The "retraining" the crew received could have been weather related.
 
The flap retraction overshoot (FO) and subsequent instrument crosscheck bone-up to (CA) to a GPWS glove save narrative is the one being discussed on our side of things by our UAL peeps. Indoc classmate of one of ours, EWR777FO. No "autopilot mismanagement" as part of that narrative btw (that was just that boobtoober blancolirio adding his own 777 autopilot inside baseball tangent). I'd post the discord chat screenshot, but I don't care for the @ me back and forth, so people can go ad hominem to their heart's content over on APC.
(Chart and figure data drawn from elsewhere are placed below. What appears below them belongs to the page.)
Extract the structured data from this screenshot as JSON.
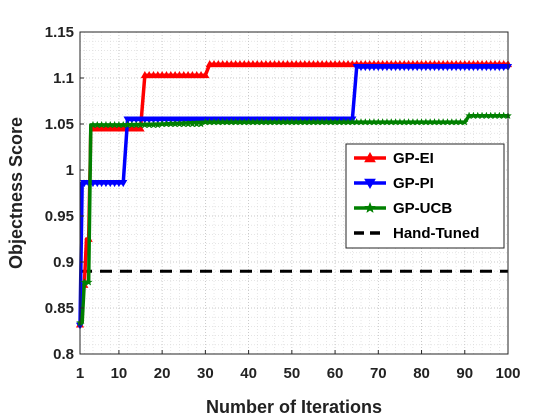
{
  "chart_data": {
    "type": "line",
    "xlabel": "Number of Iterations",
    "ylabel": "Objectness Score",
    "xlim": [
      1,
      100
    ],
    "ylim": [
      0.8,
      1.15
    ],
    "x_ticks": [
      1,
      10,
      20,
      30,
      40,
      50,
      60,
      70,
      80,
      90,
      100
    ],
    "y_ticks": [
      0.8,
      0.85,
      0.9,
      0.95,
      1,
      1.05,
      1.1,
      1.15
    ],
    "grid": true,
    "minor_grid": true,
    "legend_position": "right",
    "series": [
      {
        "name": "GP-EI",
        "color": "#ff0000",
        "marker": "triangle-up",
        "points": [
          [
            1,
            0.832
          ],
          [
            1.5,
            0.875
          ],
          [
            2,
            0.875
          ],
          [
            2.5,
            0.925
          ],
          [
            3,
            0.925
          ],
          [
            3.5,
            1.045
          ],
          [
            15,
            1.045
          ],
          [
            16,
            1.103
          ],
          [
            30,
            1.103
          ],
          [
            31,
            1.115
          ],
          [
            100,
            1.115
          ]
        ]
      },
      {
        "name": "GP-PI",
        "color": "#0000ff",
        "marker": "triangle-down",
        "points": [
          [
            1,
            0.831
          ],
          [
            1.5,
            0.986
          ],
          [
            11,
            0.986
          ],
          [
            12,
            1.055
          ],
          [
            64,
            1.055
          ],
          [
            65,
            1.112
          ],
          [
            100,
            1.112
          ]
        ]
      },
      {
        "name": "GP-UCB",
        "color": "#008000",
        "marker": "star",
        "points": [
          [
            1,
            0.834
          ],
          [
            1.5,
            0.834
          ],
          [
            2,
            0.878
          ],
          [
            3,
            0.878
          ],
          [
            3.5,
            1.049
          ],
          [
            10,
            1.049
          ],
          [
            20,
            1.05
          ],
          [
            30,
            1.052
          ],
          [
            50,
            1.052
          ],
          [
            70,
            1.052
          ],
          [
            90,
            1.052
          ],
          [
            91,
            1.059
          ],
          [
            100,
            1.059
          ]
        ]
      },
      {
        "name": "Hand-Tuned",
        "color": "#000000",
        "dash": true,
        "points": [
          [
            1,
            0.89
          ],
          [
            100,
            0.89
          ]
        ]
      }
    ]
  }
}
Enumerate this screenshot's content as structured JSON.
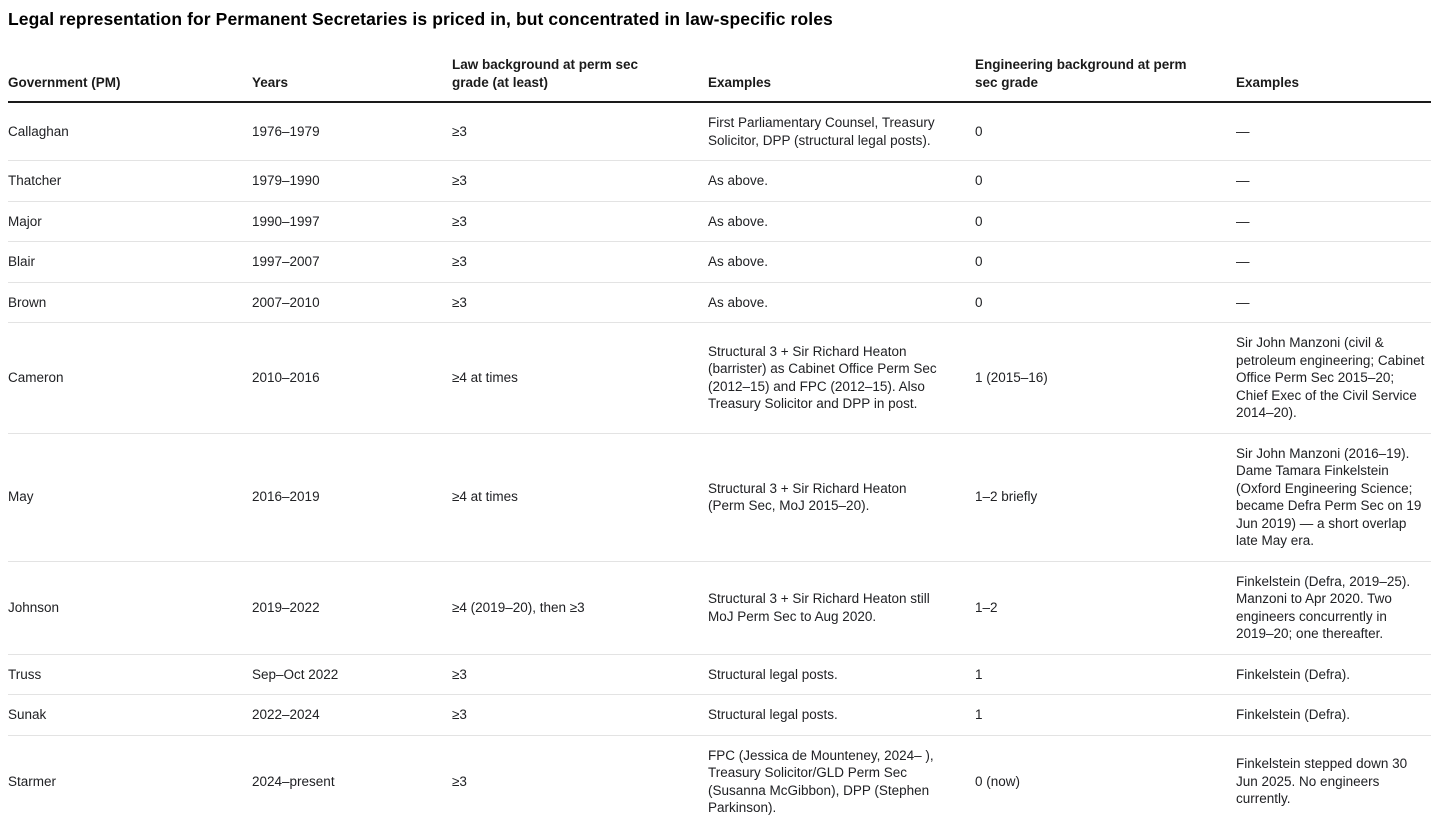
{
  "title": "Legal representation for Permanent Secretaries is priced in, but concentrated in law-specific roles",
  "table": {
    "columns": [
      "Government (PM)",
      "Years",
      "Law background at perm sec grade (at least)",
      "Examples",
      "Engineering background at perm sec grade",
      "Examples"
    ],
    "column_keys": [
      "government",
      "years",
      "law-background",
      "law-examples",
      "engineering-background",
      "engineering-examples"
    ],
    "rows": [
      [
        "Callaghan",
        "1976–1979",
        "≥3",
        "First Parliamentary Counsel, Treasury Solicitor, DPP (structural legal posts).",
        "0",
        "—"
      ],
      [
        "Thatcher",
        "1979–1990",
        "≥3",
        "As above.",
        "0",
        "—"
      ],
      [
        "Major",
        "1990–1997",
        "≥3",
        "As above.",
        "0",
        "—"
      ],
      [
        "Blair",
        "1997–2007",
        "≥3",
        "As above.",
        "0",
        "—"
      ],
      [
        "Brown",
        "2007–2010",
        "≥3",
        "As above.",
        "0",
        "—"
      ],
      [
        "Cameron",
        "2010–2016",
        "≥4 at times",
        "Structural 3 + Sir Richard Heaton (barrister) as Cabinet Office Perm Sec (2012–15) and FPC (2012–15). Also Treasury Solicitor and DPP in post.",
        "1 (2015–16)",
        "Sir John Manzoni (civil & petroleum engineering; Cabinet Office Perm Sec 2015–20; Chief Exec of the Civil Service 2014–20)."
      ],
      [
        "May",
        "2016–2019",
        "≥4 at times",
        "Structural 3 + Sir Richard Heaton (Perm Sec, MoJ 2015–20).",
        "1–2 briefly",
        "Sir John Manzoni (2016–19). Dame Tamara Finkelstein (Oxford Engineering Science; became Defra Perm Sec on 19 Jun 2019) — a short overlap late May era."
      ],
      [
        "Johnson",
        "2019–2022",
        "≥4 (2019–20), then ≥3",
        "Structural 3 + Sir Richard Heaton still MoJ Perm Sec to Aug 2020.",
        "1–2",
        "Finkelstein (Defra, 2019–25). Manzoni to Apr 2020. Two engineers concurrently in 2019–20; one thereafter."
      ],
      [
        "Truss",
        "Sep–Oct 2022",
        "≥3",
        "Structural legal posts.",
        "1",
        "Finkelstein (Defra)."
      ],
      [
        "Sunak",
        "2022–2024",
        "≥3",
        "Structural legal posts.",
        "1",
        "Finkelstein (Defra)."
      ],
      [
        "Starmer",
        "2024–present",
        "≥3",
        "FPC (Jessica de Mounteney, 2024– ), Treasury Solicitor/GLD Perm Sec (Susanna McGibbon), DPP (Stephen Parkinson).",
        "0 (now)",
        "Finkelstein stepped down 30 Jun 2025. No engineers currently."
      ]
    ]
  }
}
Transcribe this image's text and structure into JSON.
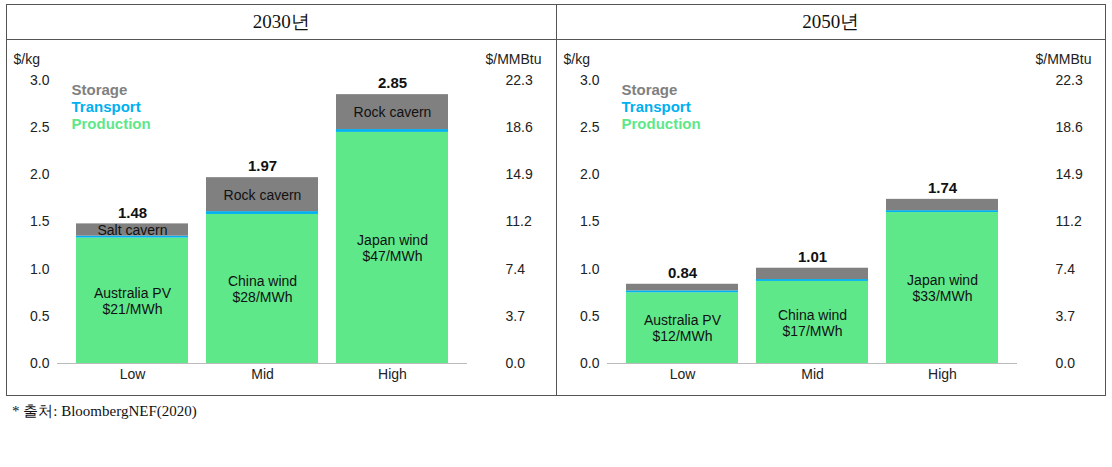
{
  "chart_data": [
    {
      "type": "bar",
      "title": "2030년",
      "stacked": true,
      "legend": "top-left",
      "categories": [
        "Low",
        "Mid",
        "High"
      ],
      "series": [
        {
          "name": "Production",
          "color": "#5ee88a",
          "values": [
            1.33,
            1.58,
            2.45
          ],
          "labels": [
            "Australia PV\n$21/MWh",
            "China wind\n$28/MWh",
            "Japan wind\n$47/MWh"
          ]
        },
        {
          "name": "Transport",
          "color": "#00b0f0",
          "values": [
            0.02,
            0.03,
            0.03
          ]
        },
        {
          "name": "Storage",
          "color": "#808080",
          "values": [
            0.13,
            0.36,
            0.37
          ],
          "labels": [
            "Salt cavern",
            "Rock cavern",
            "Rock cavern"
          ]
        }
      ],
      "totals": [
        1.48,
        1.97,
        2.85
      ],
      "y_label": "$/kg",
      "ylim": [
        0,
        3.0
      ],
      "yticks": [
        {
          "value": 0,
          "label": "0.0"
        },
        0.5,
        {
          "value": 1,
          "label": "1.0"
        },
        1.5,
        {
          "value": 2,
          "label": "2.0"
        },
        2.5,
        {
          "value": 3,
          "label": "3.0"
        }
      ],
      "y2_label": "$/MMBtu",
      "y2lim": [
        0,
        22.3
      ],
      "y2ticks": [
        {
          "value": 0,
          "label": "0.0"
        },
        3.7,
        7.4,
        11.2,
        14.9,
        18.6,
        22.3
      ]
    },
    {
      "type": "bar",
      "title": "2050년",
      "stacked": true,
      "legend": "top-left",
      "categories": [
        "Low",
        "Mid",
        "High"
      ],
      "series": [
        {
          "name": "Production",
          "color": "#5ee88a",
          "values": [
            0.75,
            0.87,
            1.6
          ],
          "labels": [
            "Australia PV\n$12/MWh",
            "China wind\n$17/MWh",
            "Japan wind\n$33/MWh"
          ]
        },
        {
          "name": "Transport",
          "color": "#00b0f0",
          "values": [
            0.02,
            0.02,
            0.02
          ]
        },
        {
          "name": "Storage",
          "color": "#808080",
          "values": [
            0.07,
            0.12,
            0.12
          ]
        }
      ],
      "totals": [
        0.84,
        1.01,
        1.74
      ],
      "y_label": "$/kg",
      "ylim": [
        0,
        3.0
      ],
      "yticks": [
        {
          "value": 0,
          "label": "0.0"
        },
        0.5,
        {
          "value": 1,
          "label": "1.0"
        },
        1.5,
        {
          "value": 2,
          "label": "2.0"
        },
        2.5,
        {
          "value": 3,
          "label": "3.0"
        }
      ],
      "y2_label": "$/MMBtu",
      "y2lim": [
        0,
        22.3
      ],
      "y2ticks": [
        {
          "value": 0,
          "label": "0.0"
        },
        3.7,
        7.4,
        11.2,
        14.9,
        18.6,
        22.3
      ]
    }
  ],
  "caption": "* 출처: BloombergNEF(2020)"
}
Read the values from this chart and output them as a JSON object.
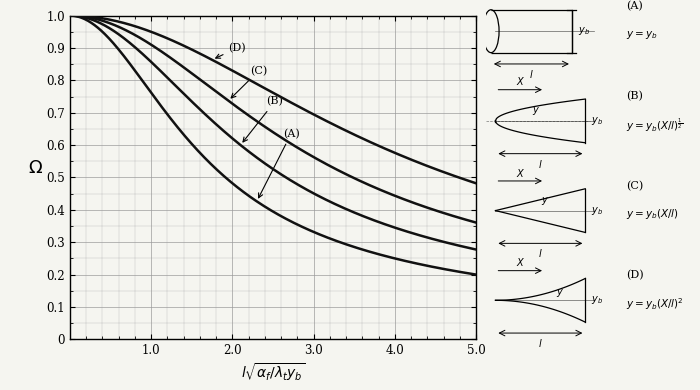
{
  "xlim": [
    0,
    5.0
  ],
  "ylim": [
    0,
    1.0
  ],
  "xticks": [
    1.0,
    2.0,
    3.0,
    4.0,
    5.0
  ],
  "yticks": [
    0.1,
    0.2,
    0.3,
    0.4,
    0.5,
    0.6,
    0.7,
    0.8,
    0.9,
    1.0
  ],
  "background_color": "#f5f5f0",
  "curve_color": "#111111",
  "grid_color": "#999999",
  "fig_width": 7.0,
  "fig_height": 3.9,
  "dpi": 100,
  "scale_A": 1.0,
  "scale_B": 0.72,
  "scale_C": 0.55,
  "scale_D": 0.4,
  "label_A": "(A)",
  "label_B": "(B)",
  "label_C": "(C)",
  "label_D": "(D)",
  "ylabel": "\\Omega",
  "xlabel": "l\\sqrt{\\alpha_f/\\lambda_t y_b}"
}
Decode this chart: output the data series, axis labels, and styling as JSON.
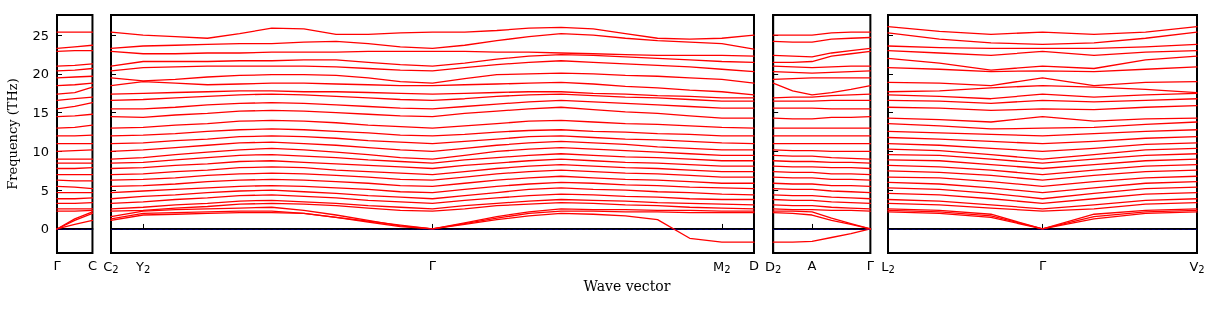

I've lost friends in this business to spatial D, we're all fair game to boning it up, technical IMC not even required. The thin blue line stuff on the UA APC subforum is unreal. I'm more surprised at that reflexive face-saving than I am at the notion (not ludicrous to me) that there might be a cancer of instrument crosscheck handflying atrophy metastasizing in American 121. That isn't a problem of inexperience either, or "ethnic diversity" for that matter (unreal that has to be even debated).

As to pax talking about deck angle, good luck with that at night in the black hole, looking 90 deg off through a periscope. A boned-up flap over-retraction while slow[er than desired] and heavy will have a sink feeling without a negative change in aircraft pitch. They're out to lunch with the microburst theory imo.